1) The article about Mother Teresa. Click here to check it out.
2) My recovery from Ale Fest 2007 Dayton. I am upright and speaking clearly.
3) Charles Dickens’ David Copperfield. Read it.
While I have long been enamored with Mother Teresa, I now know why. We are of the same cloth—the human cloth. Though I am by no means a saint, I mean we both have this difficulty hearing God. We share the problem of knowing God is there, and in her case knowing that she is doing the right thing, but being unable to sense the presence of God—unable to feel God’s touch. I cannot imagine being the woman she was with fifty years of darkness, fifty years of being estranged of her groom, fifty years of disengagement from the source of her salvation, fifty years of isolation from the source of grace. Her faith was amazing.
Doubt is a substantial portion of faith, but to wander in the desert for fifty years, well, ask Moses how it feels to wander for forty. Ask anyone around you who has wandered and wondered in her/his faith, how it feels to be estranged but seeking God with no sign that [They] are listening. What amazes me about Mother Teresa is her ability to function everyday as a beautiful example of God’s love while she struggled to hear God’s voice. Everyday we see people claiming to do whatever it is that God is “telling” them to do, and the fruit of their labor isn’t love, forgiveness, mercy, or compassion, but hate. If you open the page of any Christian publication, I can almost guarantee that you will find an article about a person hearing from God and acting in a way that is antithetical to the living presence of Jesus. I applaud Mother Teresa for living her life until her death as a human, living in grace, helping others to experience that same grace.
While I am sure that my mother will not appreciate my appreciation for beer, I am still going to say that we are all thankful that I am standing today. I am never eating olives again. And I really love IPA’s and Porters. Mmmm. Everything in moderation.
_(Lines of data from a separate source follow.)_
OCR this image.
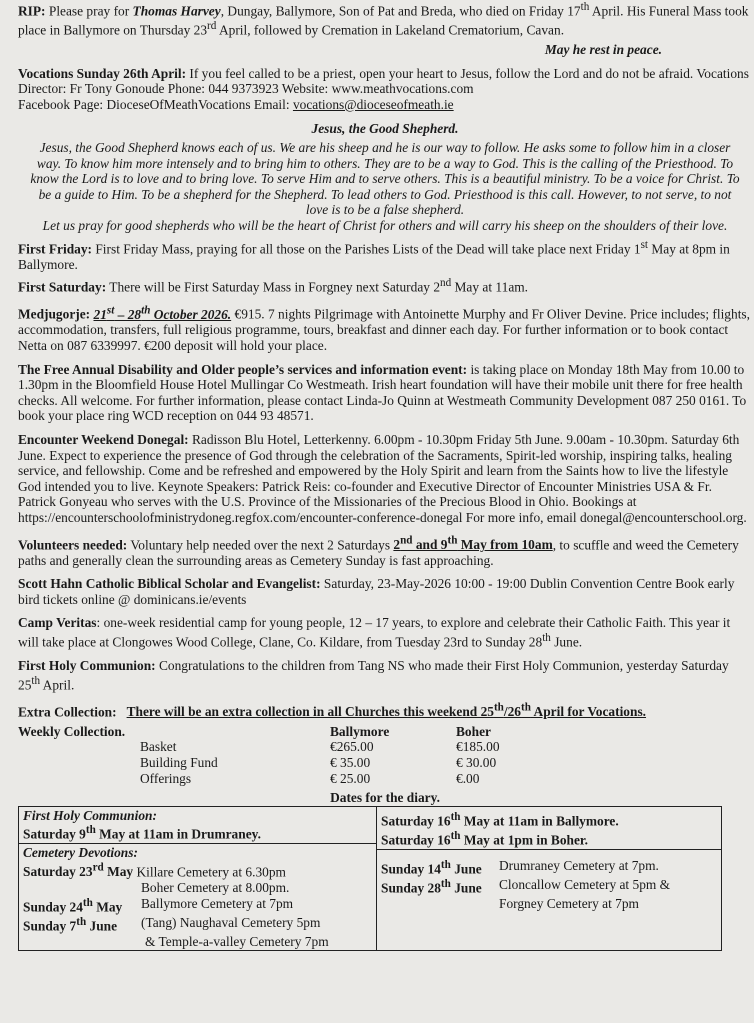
RIP: Please pray for Thomas Harvey, Dungay, Ballymore, Son of Pat and Breda, who died on Friday 17th April. His Funeral Mass took place in Ballymore on Thursday 23rd April, followed by Cremation in Lakeland Crematorium, Cavan.

May he rest in peace.

Vocations Sunday 26th April: If you feel called to be a priest, open your heart to Jesus, follow the Lord and do not be afraid. Vocations Director: Fr Tony Gonoude Phone: 044 9373923 Website: www.meathvocations.com
Facebook Page: DioceseOfMeathVocations Email: vocations@dioceseofmeath.ie

Jesus, the Good Shepherd.

Jesus, the Good Shepherd knows each of us. We are his sheep and he is our way to follow. He asks some to follow him in a closer way. To know him more intensely and to bring him to others. They are to be a way to God. This is the calling of the Priesthood. To know the Lord is to love and to bring love. To serve Him and to serve others. This is a beautiful ministry. To be a voice for Christ. To be a guide to Him. To be a shepherd for the Shepherd. To lead others to God. Priesthood is this call. However, to not serve, to not love is to be a false shepherd.

Let us pray for good shepherds who will be the heart of Christ for others and will carry his sheep on the shoulders of their love.

First Friday: First Friday Mass, praying for all those on the Parishes Lists of the Dead will take place next Friday 1st May at 8pm in Ballymore.

First Saturday: There will be First Saturday Mass in Forgney next Saturday 2nd May at 11am.

Medjugorje: 21st – 28th October 2026. €915. 7 nights Pilgrimage with Antoinette Murphy and Fr Oliver Devine. Price includes; flights, accommodation, transfers, full religious programme, tours, breakfast and dinner each day. For further information or to book contact Netta on 087 6339997. €200 deposit will hold your place.

The Free Annual Disability and Older people’s services and information event: is taking place on Monday 18th May from 10.00 to 1.30pm in the Bloomfield House Hotel Mullingar Co Westmeath. Irish heart foundation will have their mobile unit there for free health checks. All welcome. For further information, please contact Linda-Jo Quinn at Westmeath Community Development 087 250 0161. To book your place ring WCD reception on 044 93 48571.

Encounter Weekend Donegal: Radisson Blu Hotel, Letterkenny. 6.00pm - 10.30pm Friday 5th June. 9.00am - 10.30pm. Saturday 6th June. Expect to experience the presence of God through the celebration of the Sacraments, Spirit-led worship, inspiring talks, healing service, and fellowship. Come and be refreshed and empowered by the Holy Spirit and learn from the Saints how to live the lifestyle God intended you to live. Keynote Speakers: Patrick Reis: co-founder and Executive Director of Encounter Ministries USA & Fr. Patrick Gonyeau who serves with the U.S. Province of the Missionaries of the Precious Blood in Ohio. Bookings at https://encounterschoolofministrydoneg.regfox.com/encounter-conference-donegal For more info, email donegal@encounterschool.org.

Volunteers needed: Voluntary help needed over the next 2 Saturdays 2nd and 9th May from 10am, to scuffle and weed the Cemetery paths and generally clean the surrounding areas as Cemetery Sunday is fast approaching.

Scott Hahn Catholic Biblical Scholar and Evangelist: Saturday, 23-May-2026 10:00 - 19:00 Dublin Convention Centre Book early bird tickets online @ dominicans.ie/events

Camp Veritas: one-week residential camp for young people, 12 – 17 years, to explore and celebrate their Catholic Faith. This year it will take place at Clongowes Wood College, Clane, Co. Kildare, from Tuesday 23rd to Sunday 28th June.

First Holy Communion: Congratulations to the children from Tang NS who made their First Holy Communion, yesterday Saturday 25th April.

Extra Collection: There will be an extra collection in all Churches this weekend 25th/26th April for Vocations.

Weekly Collection.	Ballymore	Boher
Basket	€265.00	€185.00
Building Fund	€ 35.00	€ 30.00
Offerings	€ 25.00	€.00
Dates for the diary.
First Holy Communion:
Saturday 9th May at 11am in Drumraney.
Cemetery Devotions:
Saturday 23rd May Killare Cemetery at 6.30pm
Boher Cemetery at 8.00pm.
Sunday 24th May	Ballymore Cemetery at 7pm
Sunday 7th June	(Tang) Naughaval Cemetery 5pm
& Temple-a-valley Cemetery 7pm
Saturday 16th May at 11am in Ballymore.
Saturday 16th May at 1pm in Boher.
Sunday 14th June	Drumraney Cemetery at 7pm.
Sunday 28th June	Cloncallow Cemetery at 5pm &
Forgney Cemetery at 7pm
Finally, I have always liked Charles Dickens and now I remember why. He had this amazing ability to weave the cloth of a tale so tightly that I miss the threads laid bare at the ends. There are all of these strangely loose threads, but there are so many, so tightly wrapped, that I lose interest in the ones that aren’t sewn up. I am infatuated with David Copperfield, and I can honestly say that I want to know what happens next. I am interested in the theological ideas and concepts that are being worked out and also the gender issues and stereotypes that are being utilized. I just keep reading. It’s amazing.